Услышав это, я был потрясен. И, конечно же, обрадован. Все закружилось у меня перед глазами: святой дуб, люди, поля и леса вокруг. А он продолжал говорить. Рассказал, что зовут его Цветан Самарджиев, имеет чин поручика, но главное, что повергло меня в изумление, это то, что он родился у подножья Ловчанских гор в центральной Болгарии, что крестили его в храме Христа Спасителя и что он лично знает отца Иоаникия! От этих слов я просто онемел, один Господь Бог может так соединить судьбы людей! Все для того, чтобы перевести их через пропасть ненависти и примирить Своим светлым именем. Такое скрещение наших земных дорог может произойти только по воле Всевышнего. И это случилось, когда мир погряз в грехах как никогда ранее.
Тем летним утром на Вилином поле передо мной стоял человек, крещенный под кровом храма, в котором я когда-то нашел спасение и был по-братски принят игуменом и монахами. Я смотрел в глаза солдата, которого послали убивать мой народ, а он вместо этого покаянно просит принять его как брата!
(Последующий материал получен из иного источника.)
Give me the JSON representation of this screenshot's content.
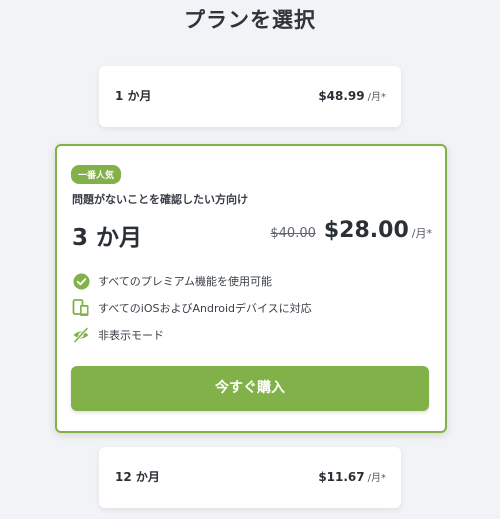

Бранко спросил, насколько его руки измараны сербской кровью, и тот ответил, что всегда прикладывал все усилия, чтобы его подразделение в составе карательной экспедиции причинило как можно меньше зла. Но под бдительным оком своих командиров многого он не сумел избежать.
Поручик сказал мне, что не хочет возвращаться в ряды палачей, в орду поджигателей, и попросил разрешения прийти ко мне в церковь на исповедь. Я согласился при условии, что он действительно покончил со своей преступной деятельностью и от всего сердца жаждет прощения Господа. Он это подтвердил. Я предложил ему прийти в церковь на Волчьей Поляне на следующий день. Так закончился наш разговор на Вилином поле.